Without comment, Brody pulled through the gates of the small municipal airport and followed the winding flat road past the main building with a control tower and then toward the hangars on the north side of the property. He parked beside a hangar. “I asked them to gas up the plane before I left this morning, so the preflight shouldn’t take too long.”
“Can I help?”
“Naw, hang tight. I got it.” They climbed out of the car, and he unlocked a small door that led into the hangar, closed it and seconds later she heard the gears of the big hangar door grinding as the metal slid up and back. Inside the hangar stood a Cessna 150. The single prop, two-seater was painted white with red and black stripes. Brody took off his white hat and jacket and tossed both in the back luggage section of the plane. He attached a hook to the aircraft’s front wheel and easily pulled the plane out of the hangar. Within minutes, he’d inspected the plane’s exterior as if he had done the preflight check a thousand times before.
He opened the airplane door for her and waited as she climbed the awkward step into the plane. After closing the hangar door, he slid behind the yoke of the plane. His shoulder brushed hers as he leaned over and grabbed another preflight list kept tucked by the seat. The Bronco was spacious compared to the cockpit.
He put on headphones and handed her a set before he primed the engine with the choke and then turned the key. The propeller turned once and stopped but when he cranked the key a second time it turned and caught, quickly sending the propeller spinning so fast it vanished from sight.
Grateful for the loud hum of the engine that would make any conversation difficult, she settled back in her seat, put on her sunglasses, and for the first time since she’d seen Brody standing at the base of her climbing wall, allowed her mind to still.

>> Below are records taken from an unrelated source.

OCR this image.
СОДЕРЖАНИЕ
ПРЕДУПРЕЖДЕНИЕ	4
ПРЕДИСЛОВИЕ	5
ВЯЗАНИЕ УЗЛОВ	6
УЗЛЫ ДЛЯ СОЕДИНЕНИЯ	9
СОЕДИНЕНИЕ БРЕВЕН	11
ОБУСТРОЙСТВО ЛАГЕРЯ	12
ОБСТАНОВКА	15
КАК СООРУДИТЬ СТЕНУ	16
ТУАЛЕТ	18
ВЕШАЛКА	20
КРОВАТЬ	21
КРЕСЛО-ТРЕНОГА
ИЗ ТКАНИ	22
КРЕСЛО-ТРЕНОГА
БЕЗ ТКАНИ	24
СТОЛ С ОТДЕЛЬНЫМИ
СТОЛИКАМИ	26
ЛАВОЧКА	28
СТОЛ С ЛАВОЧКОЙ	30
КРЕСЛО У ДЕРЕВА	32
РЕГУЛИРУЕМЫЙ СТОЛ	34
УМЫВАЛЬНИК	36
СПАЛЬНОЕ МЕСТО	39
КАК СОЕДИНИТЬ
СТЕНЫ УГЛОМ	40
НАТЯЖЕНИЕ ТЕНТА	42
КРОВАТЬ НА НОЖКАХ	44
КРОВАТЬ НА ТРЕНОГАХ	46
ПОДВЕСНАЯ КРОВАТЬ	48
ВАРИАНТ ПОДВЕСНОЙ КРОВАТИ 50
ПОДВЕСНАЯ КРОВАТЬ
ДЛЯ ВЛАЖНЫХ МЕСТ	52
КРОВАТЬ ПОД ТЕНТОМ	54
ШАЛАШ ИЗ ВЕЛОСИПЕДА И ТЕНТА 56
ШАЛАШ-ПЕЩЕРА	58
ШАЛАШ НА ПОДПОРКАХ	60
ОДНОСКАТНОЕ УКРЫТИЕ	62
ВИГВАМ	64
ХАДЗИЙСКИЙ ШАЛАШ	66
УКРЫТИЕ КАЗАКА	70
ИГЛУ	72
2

As he spoke to the tower, he taxied to the runway and swung the plane around so that it rested on the runway’s numbers and faced due east. Without tossing her a quick glance he gunned the engine and the two were hurdling down the runway. Halfway, he pulled the controls back and the front wheels lifted effortlessly off the ground. Her stomach flip-flopped and she was glad now she’d had a small breakfast.
Out the side window, she could see the square functional buildings of the airport quickly growing smaller and smaller. As they gained altitude, the crystal blue horizon stood in stark contrast to the brown earth savaged by drought. Glancing at the air speed it didn’t take much calculating to figure they’d be in Livingston within the hour.
That gave her sixty minutes to prepare herself for seeing one of the most vicious serial killers in Texas history.